Here's my simple arithmetic.
ca 200 UK repositories.
Most have << 10,000 entries (I asked at the meeting).
Soton (one of the most active and also driven from the top) has ca 25,000 (as replied at the meeting)
Several have < 1000 entries (from the meeting)
Assuming ca 2000 entries for 200 repos (power law) we get ca 400,000 items.
[Jim Downing and I have personally put ca 200,000 data items into Cambridge repository. I'm discounting these]

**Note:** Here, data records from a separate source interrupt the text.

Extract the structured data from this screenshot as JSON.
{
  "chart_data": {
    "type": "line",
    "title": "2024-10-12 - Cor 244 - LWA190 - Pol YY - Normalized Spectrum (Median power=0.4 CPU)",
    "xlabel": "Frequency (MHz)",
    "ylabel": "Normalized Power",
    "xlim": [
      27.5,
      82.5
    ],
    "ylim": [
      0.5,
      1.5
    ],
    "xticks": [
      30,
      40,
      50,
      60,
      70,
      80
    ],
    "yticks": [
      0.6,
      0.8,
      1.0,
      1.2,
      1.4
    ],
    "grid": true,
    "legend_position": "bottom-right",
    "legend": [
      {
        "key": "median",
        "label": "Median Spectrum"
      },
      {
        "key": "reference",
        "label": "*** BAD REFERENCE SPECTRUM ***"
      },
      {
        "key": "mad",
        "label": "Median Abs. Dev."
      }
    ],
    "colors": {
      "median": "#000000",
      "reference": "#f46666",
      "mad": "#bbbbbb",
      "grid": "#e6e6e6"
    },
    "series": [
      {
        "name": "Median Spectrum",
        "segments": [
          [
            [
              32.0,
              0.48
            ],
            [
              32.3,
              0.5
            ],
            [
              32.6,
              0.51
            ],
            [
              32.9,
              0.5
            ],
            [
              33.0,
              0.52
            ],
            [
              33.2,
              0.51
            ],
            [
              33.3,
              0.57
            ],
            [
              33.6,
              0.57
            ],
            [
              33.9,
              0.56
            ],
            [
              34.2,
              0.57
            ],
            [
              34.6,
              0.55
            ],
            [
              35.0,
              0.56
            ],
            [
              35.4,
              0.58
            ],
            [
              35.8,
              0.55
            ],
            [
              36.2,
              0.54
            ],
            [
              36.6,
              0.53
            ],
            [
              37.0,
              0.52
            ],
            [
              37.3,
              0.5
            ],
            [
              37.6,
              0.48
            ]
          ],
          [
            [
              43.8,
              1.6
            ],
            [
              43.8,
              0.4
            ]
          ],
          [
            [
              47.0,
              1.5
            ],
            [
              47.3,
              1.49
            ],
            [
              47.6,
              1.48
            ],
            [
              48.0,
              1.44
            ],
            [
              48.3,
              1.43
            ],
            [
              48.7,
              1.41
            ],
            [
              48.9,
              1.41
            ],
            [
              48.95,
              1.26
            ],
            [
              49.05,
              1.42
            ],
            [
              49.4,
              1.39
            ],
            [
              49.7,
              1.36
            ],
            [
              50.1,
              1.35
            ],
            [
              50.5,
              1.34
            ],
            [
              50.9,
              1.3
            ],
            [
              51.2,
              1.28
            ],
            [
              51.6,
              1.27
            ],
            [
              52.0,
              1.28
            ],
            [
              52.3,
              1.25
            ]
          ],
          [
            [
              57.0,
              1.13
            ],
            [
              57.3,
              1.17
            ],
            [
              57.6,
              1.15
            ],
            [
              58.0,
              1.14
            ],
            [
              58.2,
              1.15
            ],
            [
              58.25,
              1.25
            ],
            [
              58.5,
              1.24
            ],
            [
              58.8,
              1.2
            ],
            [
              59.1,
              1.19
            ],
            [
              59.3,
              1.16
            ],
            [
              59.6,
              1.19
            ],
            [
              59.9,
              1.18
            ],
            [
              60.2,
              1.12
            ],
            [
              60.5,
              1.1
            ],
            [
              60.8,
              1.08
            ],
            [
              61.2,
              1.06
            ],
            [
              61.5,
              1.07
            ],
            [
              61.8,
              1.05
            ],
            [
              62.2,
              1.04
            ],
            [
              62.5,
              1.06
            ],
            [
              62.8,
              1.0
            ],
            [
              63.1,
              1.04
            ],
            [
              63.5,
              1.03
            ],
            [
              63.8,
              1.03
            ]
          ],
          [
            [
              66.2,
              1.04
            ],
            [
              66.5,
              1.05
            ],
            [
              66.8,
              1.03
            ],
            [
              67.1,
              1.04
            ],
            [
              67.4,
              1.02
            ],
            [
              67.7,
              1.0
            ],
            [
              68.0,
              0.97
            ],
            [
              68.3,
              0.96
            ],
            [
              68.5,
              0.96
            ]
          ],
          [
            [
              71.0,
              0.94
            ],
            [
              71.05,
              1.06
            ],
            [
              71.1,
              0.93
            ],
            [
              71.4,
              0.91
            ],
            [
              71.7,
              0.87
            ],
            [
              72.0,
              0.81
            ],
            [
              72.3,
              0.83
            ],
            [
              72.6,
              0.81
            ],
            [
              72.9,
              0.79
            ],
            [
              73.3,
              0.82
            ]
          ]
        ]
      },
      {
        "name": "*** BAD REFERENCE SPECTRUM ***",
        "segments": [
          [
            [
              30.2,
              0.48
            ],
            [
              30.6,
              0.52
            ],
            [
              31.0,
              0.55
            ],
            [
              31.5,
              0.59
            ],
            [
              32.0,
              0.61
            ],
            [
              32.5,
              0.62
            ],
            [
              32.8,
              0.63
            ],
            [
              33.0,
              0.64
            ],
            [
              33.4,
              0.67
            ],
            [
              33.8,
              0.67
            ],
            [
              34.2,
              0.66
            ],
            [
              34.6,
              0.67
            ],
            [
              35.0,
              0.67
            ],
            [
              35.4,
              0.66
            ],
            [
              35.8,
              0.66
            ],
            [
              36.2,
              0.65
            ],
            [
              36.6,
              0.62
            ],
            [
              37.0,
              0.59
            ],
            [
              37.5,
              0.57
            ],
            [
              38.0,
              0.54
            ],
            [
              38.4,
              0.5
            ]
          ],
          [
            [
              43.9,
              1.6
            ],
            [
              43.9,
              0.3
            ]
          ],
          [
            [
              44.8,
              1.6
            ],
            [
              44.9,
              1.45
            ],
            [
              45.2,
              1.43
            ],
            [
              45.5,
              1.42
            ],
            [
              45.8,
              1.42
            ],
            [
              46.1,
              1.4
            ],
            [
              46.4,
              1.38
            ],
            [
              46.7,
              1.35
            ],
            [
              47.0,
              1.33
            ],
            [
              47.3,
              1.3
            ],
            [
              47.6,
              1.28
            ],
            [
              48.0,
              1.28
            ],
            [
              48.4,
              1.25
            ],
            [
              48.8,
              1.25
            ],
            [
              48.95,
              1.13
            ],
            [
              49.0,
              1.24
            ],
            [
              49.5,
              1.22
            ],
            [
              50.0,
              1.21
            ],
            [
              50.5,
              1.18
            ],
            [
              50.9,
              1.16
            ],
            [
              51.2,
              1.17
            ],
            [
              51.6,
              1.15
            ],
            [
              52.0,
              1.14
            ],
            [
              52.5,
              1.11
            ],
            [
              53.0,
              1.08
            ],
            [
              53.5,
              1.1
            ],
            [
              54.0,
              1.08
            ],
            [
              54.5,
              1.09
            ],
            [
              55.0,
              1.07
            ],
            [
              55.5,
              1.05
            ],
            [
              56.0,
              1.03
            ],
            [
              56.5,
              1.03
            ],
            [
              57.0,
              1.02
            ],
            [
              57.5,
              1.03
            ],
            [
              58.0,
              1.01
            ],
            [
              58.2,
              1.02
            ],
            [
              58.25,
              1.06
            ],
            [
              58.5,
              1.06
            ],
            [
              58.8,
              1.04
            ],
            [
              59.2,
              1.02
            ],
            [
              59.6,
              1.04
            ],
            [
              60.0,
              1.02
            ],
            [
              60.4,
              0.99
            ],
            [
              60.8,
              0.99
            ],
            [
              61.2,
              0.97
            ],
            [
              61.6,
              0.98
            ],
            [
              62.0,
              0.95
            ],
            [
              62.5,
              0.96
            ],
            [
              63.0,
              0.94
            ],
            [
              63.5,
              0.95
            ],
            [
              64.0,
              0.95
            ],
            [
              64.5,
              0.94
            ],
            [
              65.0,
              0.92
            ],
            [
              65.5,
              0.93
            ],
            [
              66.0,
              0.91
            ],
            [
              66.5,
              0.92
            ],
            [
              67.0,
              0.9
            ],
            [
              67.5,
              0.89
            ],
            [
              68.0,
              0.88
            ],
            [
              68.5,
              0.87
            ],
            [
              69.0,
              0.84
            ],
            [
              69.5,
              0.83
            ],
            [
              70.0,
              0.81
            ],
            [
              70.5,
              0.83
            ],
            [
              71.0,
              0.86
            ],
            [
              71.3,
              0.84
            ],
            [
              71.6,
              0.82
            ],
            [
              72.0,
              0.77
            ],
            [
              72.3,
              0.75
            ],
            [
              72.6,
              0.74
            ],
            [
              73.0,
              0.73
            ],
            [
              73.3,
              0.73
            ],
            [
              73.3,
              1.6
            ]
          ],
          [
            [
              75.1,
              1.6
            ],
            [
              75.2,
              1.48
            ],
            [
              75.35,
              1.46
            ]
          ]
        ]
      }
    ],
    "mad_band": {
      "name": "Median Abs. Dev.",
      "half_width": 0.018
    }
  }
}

Many repos have been running for 10 years. I'll take an average of 3 year for the 200. That gives 600 repo-years in UK
Let's assume that's 1000 person-years full-economic-costs at 100 K GBP / year = 100 million GBP
Now, before you complain that you don't get paid anything like 100K GBP, that is about the average amount request for a postdoc from a research council. It takes into account the computing infrastructure, mowing the lawns, holding meetings, etc. And on top of that there are those supported to develop software and develop projects. An auditor could reasonably claim that our group had >>200K GBP of JISC grant over the years just for repositories and that's independent of the actual university costs and support.
So my current arithmetic is:
100,000,000 GBP for 400,000 items
That's 250 GBP per item deposited.
QUESTION 1: I need to know exactly on (let's say) August 31 2011 how many entries there are in UK institutional repositories
Assuming I get some answers then I will move onto the next questions. Which are all, ultimately, leading up to knowing how much Open Knowledge do we have and what use is it.